NOTICE OF CONVERSION

The undersigned Holder of this Note hereby irrevocably exercises the option to convert this Note, or any portion of the Accreted Principal Amount hereof (which is U.S. $1,000 Original Principal Amount or an integral multiple of U.S. $1,000 in excess thereof, provided that the unconverted portion of such Original Principal Amount is U.S. $1,000 or any integral multiple of U.S. $1,000 in excess thereof) below designated, into shares of Common Stock or Reference Property in accordance with the terms of the Supplemental Indenture referred to in this Note, and directs that the consideration due upon such conversion (including a check in payment for any fractional share and any Notes representing any unconverted principal amount hereof), be delivered to and be registered in the name of the undersigned unless a different name has been indicated below.
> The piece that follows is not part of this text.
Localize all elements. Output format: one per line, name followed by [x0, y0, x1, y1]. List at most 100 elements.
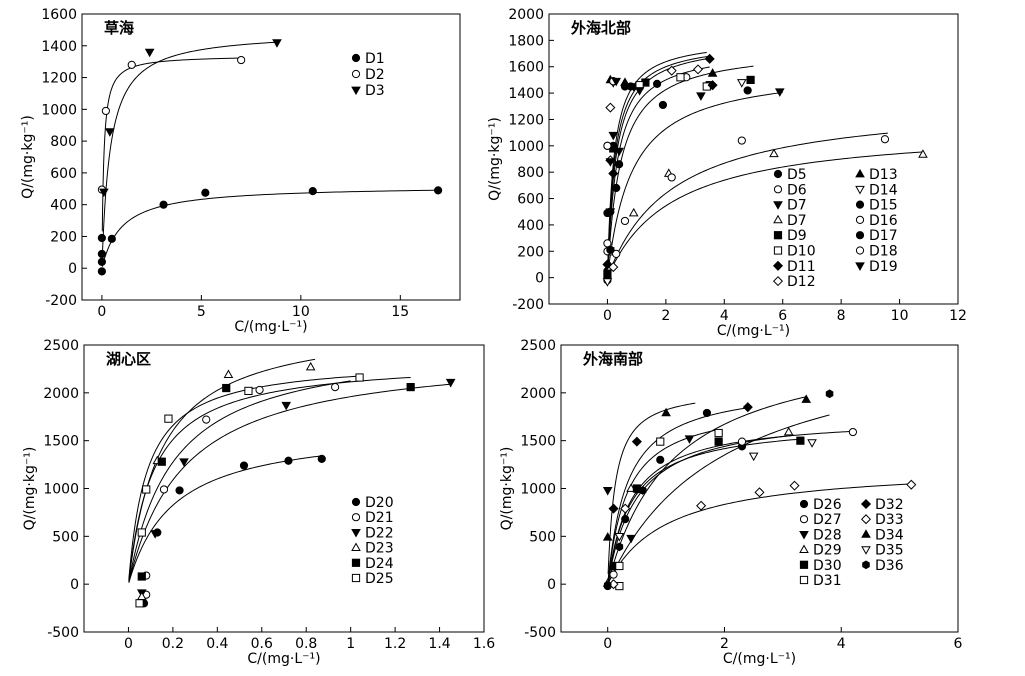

If shares of Common Stock, Reference Property or Notes are to be registered in the name of a Person other than the undersigned, (a) the undersigned shall pay all transfer taxes payable with respect thereto and (b) signature(s) must be guaranteed by an Eligible Guarantor Institution with membership in an approved signature guarantee program pursuant to Rule 17Ad-15 under the Securities Exchange Act of 1934. Any amount required to be paid by the undersigned on account of interest accompanies this Note.

 

Dated:                                                 

 

   Signature(s)

If shares or Notes are to be registered in the name of a Person other than the Holder, please print such Person’s name and address:

 

(Name)

 

 
 
 

(Address)

 

 

Social Security Number or other Identification Number, if any

 

 
[Signature Guaranteed]  

If only a portion of the Notes is to be converted, please indicate:

 

1. Accreted Principal Amount to be converted: U.S. $                     

 

2. Accreted Principal Amount and denomination of Notes representing unconverted Accreted Principal Amount to be issued:                                  

Amount: U.S. $                      Denominations: U.S. $                     

(U.S. $1,000 Original Principal Amount or any integral multiple of U.S. $1,000 in excess thereof, provided that the unconverted portion of such principal amount is U.S. $1,000 Original Principal Amount or any integral multiple of U.S. $1,000 in excess thereof).